Why do we classify with P(class | features) instead of P(features | class)? Most of classification models are based on searching for a class maximizing P(class | features). But why not the opposite, P(features | class)?
Then, the second question is, are there any situations where the latter is more appropriate?
 A: We do classify with P(features | class).  Recall from Bayes rule...
$$ P(y \vert x ) \propto P(x \vert y) P(y) $$
with equality if we divide by a normalizing constant.  P(features | class) is a part of P(class | features)
A: The class is unknown. The features are known. It doesn’t make sense to use the unknown to predict the known. We neither have access to the unknown nor need to guess about the known.
For instance, it makes sense to use world events from this past weekend to predict if the stock market will go up or down tomorrow. It makes less sense to use tomorrow’s market movement to predict what happened over the weekend.
Also worth a mention is that, by Bayes’ theorem, P(features|class) is implicitly considered by P(class|features).
A: Interesting question, what is actually $P$(features $\mid$ class)? It is the conditional probability distribution of the feature vector, given a specific class outcome. Its expected value  $E[P$(features $\mid$ class)$]$ is the average of this probability distribution.

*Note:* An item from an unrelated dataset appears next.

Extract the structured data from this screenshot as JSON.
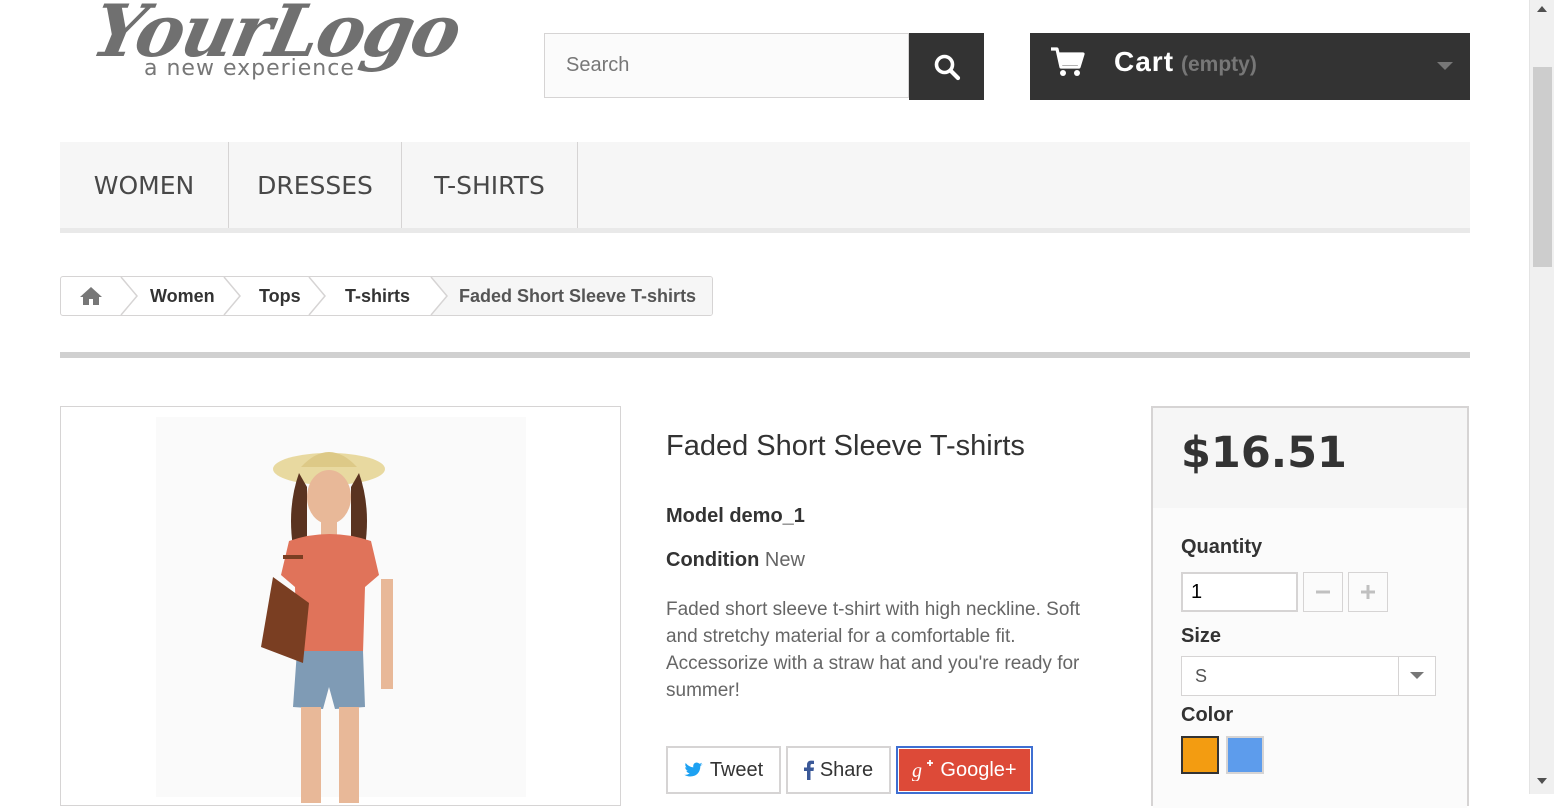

The capital letter $P$ indicates that the distribution of the features is (multivariate) discrete. This means that each possible outcome of the feature vector has one associated probability with it. Also
\begin{equation}
\sum_{\vec{f} \; \in \; feature-space} P(\vec{f} \mid class) \; = \;1
\end{equation}
The more features in the feature-space, the smaller will the probabilities $P$(features $\mid$ class) generally be.

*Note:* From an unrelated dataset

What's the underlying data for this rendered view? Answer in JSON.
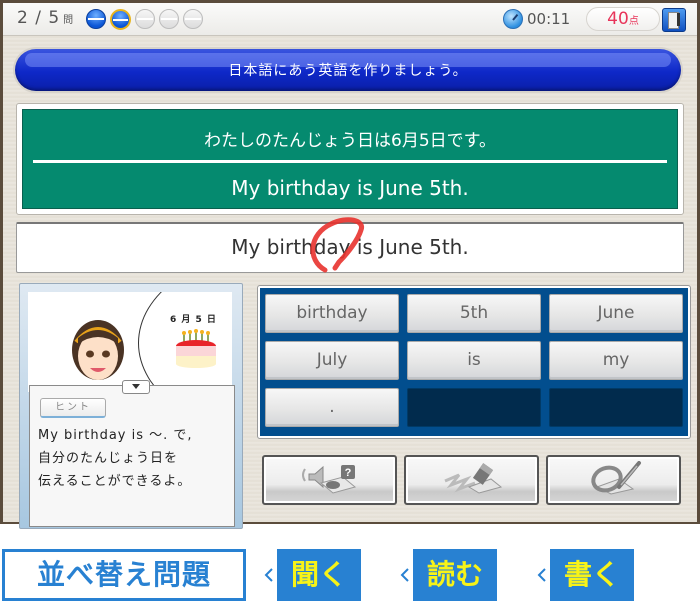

In essence, the distribution of $P$(features $\mid$ class) is interesting to study as it represents the typicality of the various feature outcomes, for the given class. It therefore provides insight into the objects/cases that belong to this specific class. This is where $P$(features $\mid$ class) is of interest.
A final note relates to continuous features. These are real number measurements so Bayes classification rule instead makes use of the density: p(features | class). Density values are only interesting when compared relatively to each other. Or when they are integrated over an interval. So for continuous features p(features | class) is generally not studied.